When your Swarm cluster has more than one server (which it should), Swarm makes decisions about which node a new container should go to. This makes statelessness of the service an important factor but also helps you not to worry about how containers are distributed on the nodes. Essentially, you need to monitor the nodes and add new ones to the cluster once you see their CPU / memory usage is reaching a high level. Remember always to leave headroom for both CPU and memory before scaling. For example, a node with 80% CPU and memory usage can easily reach 100% on both quickly before you have time to scale the cluster!

Deployments

With setup and scaling out of the way, we're ready to deploy. To deploy a new version of our app, we will use the build script (see above, we covered this in Part 1 of this series). Once the new version is built and pushed to our remote Docker image registry, we can take the given tag and use it to deploy the new version.

As we had the tag hardcoded in the docker-compose.yml file, we need to edit the file first to change the tag.
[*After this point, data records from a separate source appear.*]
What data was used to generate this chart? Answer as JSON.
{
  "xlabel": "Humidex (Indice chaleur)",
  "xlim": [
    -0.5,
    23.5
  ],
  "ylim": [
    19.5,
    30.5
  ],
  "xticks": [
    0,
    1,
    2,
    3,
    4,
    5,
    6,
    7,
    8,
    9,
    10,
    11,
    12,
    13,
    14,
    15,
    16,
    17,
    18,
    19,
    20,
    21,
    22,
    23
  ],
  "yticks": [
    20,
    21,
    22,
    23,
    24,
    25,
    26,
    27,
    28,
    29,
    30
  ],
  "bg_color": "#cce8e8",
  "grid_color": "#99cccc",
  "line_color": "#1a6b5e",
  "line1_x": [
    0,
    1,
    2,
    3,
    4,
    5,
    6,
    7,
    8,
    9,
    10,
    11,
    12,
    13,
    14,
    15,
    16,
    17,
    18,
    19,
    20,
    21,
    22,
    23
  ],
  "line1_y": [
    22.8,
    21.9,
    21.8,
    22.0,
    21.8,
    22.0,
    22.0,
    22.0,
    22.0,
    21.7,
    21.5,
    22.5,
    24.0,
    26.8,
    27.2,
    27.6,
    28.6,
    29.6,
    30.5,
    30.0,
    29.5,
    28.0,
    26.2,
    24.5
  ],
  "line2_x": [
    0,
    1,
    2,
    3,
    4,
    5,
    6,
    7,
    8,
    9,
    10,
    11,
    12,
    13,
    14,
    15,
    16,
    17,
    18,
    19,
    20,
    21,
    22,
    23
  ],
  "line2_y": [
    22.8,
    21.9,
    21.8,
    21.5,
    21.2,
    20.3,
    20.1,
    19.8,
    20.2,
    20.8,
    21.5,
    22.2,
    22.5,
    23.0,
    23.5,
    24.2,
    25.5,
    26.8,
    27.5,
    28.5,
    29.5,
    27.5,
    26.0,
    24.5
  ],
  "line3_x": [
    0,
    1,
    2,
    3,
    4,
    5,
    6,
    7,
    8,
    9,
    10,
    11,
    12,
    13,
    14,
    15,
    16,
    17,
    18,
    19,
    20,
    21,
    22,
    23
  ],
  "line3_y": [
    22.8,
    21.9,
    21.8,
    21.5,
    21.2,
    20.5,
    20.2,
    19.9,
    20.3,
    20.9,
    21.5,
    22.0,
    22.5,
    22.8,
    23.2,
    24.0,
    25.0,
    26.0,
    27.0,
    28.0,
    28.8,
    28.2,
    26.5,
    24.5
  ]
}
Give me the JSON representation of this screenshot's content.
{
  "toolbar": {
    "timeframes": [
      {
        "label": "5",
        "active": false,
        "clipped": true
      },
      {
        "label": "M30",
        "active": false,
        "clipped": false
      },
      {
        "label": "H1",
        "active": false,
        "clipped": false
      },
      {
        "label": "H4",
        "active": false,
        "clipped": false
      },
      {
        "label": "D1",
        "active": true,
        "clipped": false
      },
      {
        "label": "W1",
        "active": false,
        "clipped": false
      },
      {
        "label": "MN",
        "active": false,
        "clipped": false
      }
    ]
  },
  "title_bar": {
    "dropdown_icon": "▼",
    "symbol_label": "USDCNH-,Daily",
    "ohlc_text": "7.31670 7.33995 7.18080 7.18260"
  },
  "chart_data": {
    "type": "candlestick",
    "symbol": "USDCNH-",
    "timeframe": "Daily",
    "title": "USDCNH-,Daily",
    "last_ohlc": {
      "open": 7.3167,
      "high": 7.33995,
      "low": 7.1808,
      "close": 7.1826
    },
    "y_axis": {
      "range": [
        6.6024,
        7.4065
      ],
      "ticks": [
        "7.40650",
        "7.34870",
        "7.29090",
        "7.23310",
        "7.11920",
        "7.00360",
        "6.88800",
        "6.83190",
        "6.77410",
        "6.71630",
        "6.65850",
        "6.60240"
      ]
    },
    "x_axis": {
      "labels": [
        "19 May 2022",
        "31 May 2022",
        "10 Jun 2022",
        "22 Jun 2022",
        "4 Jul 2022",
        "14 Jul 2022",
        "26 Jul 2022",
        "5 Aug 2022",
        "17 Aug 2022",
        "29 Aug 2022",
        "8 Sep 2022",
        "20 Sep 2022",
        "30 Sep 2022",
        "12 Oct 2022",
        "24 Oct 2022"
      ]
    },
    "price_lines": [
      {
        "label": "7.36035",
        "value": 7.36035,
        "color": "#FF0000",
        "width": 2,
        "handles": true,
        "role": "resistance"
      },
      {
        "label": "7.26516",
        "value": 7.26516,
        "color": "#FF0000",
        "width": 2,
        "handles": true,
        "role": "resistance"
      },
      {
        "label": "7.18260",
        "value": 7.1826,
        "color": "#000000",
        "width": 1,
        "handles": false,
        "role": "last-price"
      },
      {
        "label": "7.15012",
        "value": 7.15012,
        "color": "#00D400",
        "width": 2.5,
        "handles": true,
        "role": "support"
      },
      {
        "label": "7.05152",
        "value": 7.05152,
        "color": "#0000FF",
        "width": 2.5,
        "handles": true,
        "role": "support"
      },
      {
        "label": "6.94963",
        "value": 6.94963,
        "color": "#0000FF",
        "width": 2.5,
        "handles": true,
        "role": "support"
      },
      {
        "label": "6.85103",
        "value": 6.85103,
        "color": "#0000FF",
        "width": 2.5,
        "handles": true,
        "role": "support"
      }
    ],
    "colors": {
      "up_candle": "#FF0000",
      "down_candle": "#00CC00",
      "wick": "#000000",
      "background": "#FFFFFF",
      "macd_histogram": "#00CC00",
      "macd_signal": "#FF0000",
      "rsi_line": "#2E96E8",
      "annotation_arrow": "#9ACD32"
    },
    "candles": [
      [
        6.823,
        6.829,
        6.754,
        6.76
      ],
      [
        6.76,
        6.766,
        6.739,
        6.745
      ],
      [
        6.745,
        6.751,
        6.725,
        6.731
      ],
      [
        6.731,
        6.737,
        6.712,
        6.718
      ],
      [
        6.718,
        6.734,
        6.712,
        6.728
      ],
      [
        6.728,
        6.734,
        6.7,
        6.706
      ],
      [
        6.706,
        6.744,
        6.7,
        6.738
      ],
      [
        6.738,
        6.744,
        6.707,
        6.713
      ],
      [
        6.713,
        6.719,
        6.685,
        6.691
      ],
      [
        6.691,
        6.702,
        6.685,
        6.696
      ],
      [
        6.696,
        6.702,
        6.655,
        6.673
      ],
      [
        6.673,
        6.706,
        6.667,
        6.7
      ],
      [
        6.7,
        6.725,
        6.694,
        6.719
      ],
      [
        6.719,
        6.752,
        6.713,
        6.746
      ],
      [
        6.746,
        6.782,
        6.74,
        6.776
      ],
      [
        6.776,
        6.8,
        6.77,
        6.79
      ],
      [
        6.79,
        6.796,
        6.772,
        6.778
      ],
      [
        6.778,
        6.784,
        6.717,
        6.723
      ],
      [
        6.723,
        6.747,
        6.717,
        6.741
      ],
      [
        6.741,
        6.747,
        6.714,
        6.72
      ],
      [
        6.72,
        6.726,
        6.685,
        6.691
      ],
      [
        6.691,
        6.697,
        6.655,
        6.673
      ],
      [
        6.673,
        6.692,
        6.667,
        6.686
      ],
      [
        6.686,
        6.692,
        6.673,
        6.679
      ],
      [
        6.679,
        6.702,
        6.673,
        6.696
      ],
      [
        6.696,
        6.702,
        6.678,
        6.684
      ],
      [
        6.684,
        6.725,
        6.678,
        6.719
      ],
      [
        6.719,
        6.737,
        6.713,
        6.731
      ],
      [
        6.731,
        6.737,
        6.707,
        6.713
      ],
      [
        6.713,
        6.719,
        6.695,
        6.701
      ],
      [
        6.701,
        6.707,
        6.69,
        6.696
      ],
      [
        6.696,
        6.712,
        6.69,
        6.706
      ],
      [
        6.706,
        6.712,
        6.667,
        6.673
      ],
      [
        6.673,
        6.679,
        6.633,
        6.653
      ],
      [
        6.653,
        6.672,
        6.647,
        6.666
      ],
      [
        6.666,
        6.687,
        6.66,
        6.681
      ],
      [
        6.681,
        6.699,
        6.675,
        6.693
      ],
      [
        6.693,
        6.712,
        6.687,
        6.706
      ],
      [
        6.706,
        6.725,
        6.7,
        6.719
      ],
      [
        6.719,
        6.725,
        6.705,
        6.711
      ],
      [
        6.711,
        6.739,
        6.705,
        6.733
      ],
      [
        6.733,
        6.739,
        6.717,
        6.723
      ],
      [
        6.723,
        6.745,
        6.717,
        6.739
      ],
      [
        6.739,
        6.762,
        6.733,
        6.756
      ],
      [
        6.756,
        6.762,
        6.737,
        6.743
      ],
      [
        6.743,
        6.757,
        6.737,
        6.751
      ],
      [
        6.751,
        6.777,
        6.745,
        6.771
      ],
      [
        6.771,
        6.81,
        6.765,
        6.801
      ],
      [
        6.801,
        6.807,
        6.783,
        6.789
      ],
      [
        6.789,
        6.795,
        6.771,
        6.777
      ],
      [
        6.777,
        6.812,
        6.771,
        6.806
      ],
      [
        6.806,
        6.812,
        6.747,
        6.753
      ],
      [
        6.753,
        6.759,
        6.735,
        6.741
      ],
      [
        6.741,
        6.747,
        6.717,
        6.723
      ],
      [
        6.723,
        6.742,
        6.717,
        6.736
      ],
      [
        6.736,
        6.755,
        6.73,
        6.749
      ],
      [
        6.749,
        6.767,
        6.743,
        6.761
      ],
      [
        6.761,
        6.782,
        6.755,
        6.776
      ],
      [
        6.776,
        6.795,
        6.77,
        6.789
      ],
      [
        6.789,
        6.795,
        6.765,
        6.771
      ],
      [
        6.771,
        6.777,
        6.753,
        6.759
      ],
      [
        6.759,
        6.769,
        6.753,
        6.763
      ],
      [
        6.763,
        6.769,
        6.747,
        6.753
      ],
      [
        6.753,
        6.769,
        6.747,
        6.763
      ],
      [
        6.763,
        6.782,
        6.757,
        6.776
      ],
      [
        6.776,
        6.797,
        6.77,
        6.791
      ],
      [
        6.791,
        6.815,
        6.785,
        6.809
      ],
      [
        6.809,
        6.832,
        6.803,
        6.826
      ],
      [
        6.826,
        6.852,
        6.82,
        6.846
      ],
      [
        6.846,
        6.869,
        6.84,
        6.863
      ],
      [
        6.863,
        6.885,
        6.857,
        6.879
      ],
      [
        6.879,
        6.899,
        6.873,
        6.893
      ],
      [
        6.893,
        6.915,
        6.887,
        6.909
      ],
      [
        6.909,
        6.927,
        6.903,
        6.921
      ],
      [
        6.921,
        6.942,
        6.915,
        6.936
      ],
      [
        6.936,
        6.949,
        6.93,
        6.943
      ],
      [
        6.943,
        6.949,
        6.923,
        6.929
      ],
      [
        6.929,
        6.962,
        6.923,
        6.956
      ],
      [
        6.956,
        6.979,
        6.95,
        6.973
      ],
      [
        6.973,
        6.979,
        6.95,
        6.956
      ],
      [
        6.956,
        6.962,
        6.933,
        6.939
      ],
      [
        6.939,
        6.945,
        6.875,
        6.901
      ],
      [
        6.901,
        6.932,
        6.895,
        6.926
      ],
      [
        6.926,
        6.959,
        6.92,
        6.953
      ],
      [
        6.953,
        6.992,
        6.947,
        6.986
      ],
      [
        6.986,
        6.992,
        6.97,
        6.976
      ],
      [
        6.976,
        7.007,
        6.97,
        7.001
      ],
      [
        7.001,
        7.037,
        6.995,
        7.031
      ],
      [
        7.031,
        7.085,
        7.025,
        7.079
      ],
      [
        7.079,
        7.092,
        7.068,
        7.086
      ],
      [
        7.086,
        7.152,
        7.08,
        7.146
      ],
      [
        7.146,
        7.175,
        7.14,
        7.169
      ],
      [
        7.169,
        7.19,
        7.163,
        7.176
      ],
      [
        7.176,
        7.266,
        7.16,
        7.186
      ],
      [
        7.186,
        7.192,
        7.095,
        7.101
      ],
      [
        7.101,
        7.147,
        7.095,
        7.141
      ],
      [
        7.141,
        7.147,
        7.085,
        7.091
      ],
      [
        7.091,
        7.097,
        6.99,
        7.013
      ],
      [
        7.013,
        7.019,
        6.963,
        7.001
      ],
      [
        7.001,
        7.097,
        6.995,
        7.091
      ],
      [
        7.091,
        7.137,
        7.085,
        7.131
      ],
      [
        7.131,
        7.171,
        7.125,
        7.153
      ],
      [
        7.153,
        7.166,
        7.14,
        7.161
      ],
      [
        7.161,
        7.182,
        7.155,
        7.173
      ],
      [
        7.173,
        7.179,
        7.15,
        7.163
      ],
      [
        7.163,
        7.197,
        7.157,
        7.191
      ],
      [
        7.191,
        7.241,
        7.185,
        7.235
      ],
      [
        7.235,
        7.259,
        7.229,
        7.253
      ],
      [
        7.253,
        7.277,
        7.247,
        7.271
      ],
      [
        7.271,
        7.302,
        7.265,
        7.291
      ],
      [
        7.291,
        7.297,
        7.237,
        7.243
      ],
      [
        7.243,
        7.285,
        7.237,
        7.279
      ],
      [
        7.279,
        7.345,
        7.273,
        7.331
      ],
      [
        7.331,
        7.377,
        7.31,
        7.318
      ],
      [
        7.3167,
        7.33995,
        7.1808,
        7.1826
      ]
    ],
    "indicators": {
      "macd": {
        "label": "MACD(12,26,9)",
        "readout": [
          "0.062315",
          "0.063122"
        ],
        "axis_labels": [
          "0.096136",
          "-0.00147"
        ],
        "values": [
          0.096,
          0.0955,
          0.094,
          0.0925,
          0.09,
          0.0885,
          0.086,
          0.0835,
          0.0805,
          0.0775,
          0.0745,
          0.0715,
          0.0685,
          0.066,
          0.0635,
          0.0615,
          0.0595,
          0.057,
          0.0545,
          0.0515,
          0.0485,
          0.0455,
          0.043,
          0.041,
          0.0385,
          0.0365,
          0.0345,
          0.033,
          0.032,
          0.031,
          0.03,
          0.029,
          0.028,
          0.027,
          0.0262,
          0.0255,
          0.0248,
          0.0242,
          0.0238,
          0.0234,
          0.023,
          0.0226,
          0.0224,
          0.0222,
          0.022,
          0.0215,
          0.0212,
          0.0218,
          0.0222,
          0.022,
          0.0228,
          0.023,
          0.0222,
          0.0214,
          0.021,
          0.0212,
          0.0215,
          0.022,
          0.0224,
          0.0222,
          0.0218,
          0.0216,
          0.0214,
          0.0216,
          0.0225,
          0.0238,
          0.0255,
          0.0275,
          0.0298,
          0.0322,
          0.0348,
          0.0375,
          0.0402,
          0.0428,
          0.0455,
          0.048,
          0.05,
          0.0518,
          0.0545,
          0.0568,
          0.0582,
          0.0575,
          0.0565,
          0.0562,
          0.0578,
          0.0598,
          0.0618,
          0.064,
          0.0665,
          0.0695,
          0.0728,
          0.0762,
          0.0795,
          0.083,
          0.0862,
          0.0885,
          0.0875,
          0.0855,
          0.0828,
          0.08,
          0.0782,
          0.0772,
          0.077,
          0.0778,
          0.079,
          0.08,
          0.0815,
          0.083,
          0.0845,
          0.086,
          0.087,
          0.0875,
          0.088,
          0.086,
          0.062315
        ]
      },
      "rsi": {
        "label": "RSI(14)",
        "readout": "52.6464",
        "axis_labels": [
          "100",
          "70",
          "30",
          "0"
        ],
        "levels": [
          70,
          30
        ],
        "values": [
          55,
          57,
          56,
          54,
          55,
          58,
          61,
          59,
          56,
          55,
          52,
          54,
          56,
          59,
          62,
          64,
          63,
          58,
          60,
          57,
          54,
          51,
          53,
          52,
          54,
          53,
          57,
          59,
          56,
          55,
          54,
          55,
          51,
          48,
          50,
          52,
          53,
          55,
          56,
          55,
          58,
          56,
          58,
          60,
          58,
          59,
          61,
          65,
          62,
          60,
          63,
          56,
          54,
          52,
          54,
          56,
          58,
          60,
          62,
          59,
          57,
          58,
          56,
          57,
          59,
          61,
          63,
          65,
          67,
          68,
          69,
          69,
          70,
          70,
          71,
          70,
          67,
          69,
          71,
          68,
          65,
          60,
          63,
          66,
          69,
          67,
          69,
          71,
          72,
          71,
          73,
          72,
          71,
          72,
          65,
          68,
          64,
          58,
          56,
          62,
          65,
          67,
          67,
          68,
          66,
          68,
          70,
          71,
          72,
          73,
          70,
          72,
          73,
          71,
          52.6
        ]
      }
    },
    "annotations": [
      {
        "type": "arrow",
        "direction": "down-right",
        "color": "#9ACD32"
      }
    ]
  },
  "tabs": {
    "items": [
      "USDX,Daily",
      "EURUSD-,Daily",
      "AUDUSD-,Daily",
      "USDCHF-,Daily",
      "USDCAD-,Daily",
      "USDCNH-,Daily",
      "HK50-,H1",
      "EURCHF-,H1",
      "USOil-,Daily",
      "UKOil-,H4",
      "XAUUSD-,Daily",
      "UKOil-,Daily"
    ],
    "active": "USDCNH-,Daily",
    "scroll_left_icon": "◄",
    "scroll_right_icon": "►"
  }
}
You can do this with your favorite text editor on the server, but a better approach is to use environment variables.

Change docker-compose.yml to the following:

version: "3.9"
services:
  web: 
    image: cloud66/go-webapp:${TAG}
    ports:
      - "80:3000"

Now you can deploy the app (replace xxxxxxx with the tag returned by the build script).

$ TAG=xxxxxxx docker stack deploy sample --compose-file docker-compose.yml

While this is an improvement, deploying our app like this will result in downtime. That's because Docker will shut down the old version before rolling out the new one, which means an invalid tag will bring the app down. Here is an improved docker-compose.yml document to fix the issue:

version: "3.9"
services:
  web: 
    image: cloud66/go-webapp:${TAG}
    ports:
      - "80:3000"
    deploy:
      mode: replicated
      replicas: 2
      update_config:
        order: start-first
        failure_action: rollback
        delay: 5s

We've added a deploy section that tells Swarm to have two replicas of the service and, more importantly, deploy the new version first successfully before taking down the old one (order) and rollback invalid deployments (failure_action).

Private Docker Registry

Our app image is located on a public Docker registry (in this example, cloud66/go-webapp). In a more realistic scenario, your image is built and hosted on a private registry which requires authentication. If you are familiar with Docker registry authentication, you know you can use docker login to log in to a registry. Run this command on each node of the cluster. Also, you'd need to add --with-registry-auth to the docker stack deploy command:

$ docker stack deploy sample --with-registry-auth --compose-file docker-compose.yml

It is always a good practice to add this parameter to the command. --with-registry-auth ensures all nodes in the cluster use the same credential, and nodes will not pull the image independently, resulting in the possibility of running different versions of the app on other nodes.

Summary

Using Docker Swarm to deploy a Go web application is simple and mostly hassle-free, provided you have a stateless web application that can be moved between nodes without issues (no local storage needed for the server to start, for example).

As this post is about hosting a web application, I'm not going to go deep into the intricacies of running a Go TCP stack on Docker and will address those in another post and link back here.

Pros

Relatively simple to set up and integrated with Docker
Uses Docker Compose format, allowing production and developer environments to be the same.

Cons

Requires external load balancer and SSL termination
It doesn't work with SSL termination on the application
It doesn't work with non-HTTP traffic
Might be an overkill for a single web service

Using Docker Swarm to deploy your web app or API backend becomes more useful when you have more than one service and perhaps you want your application services to talk to each other. In the next episode, I'm going to deploy our web app, to a Kubernetes cluster.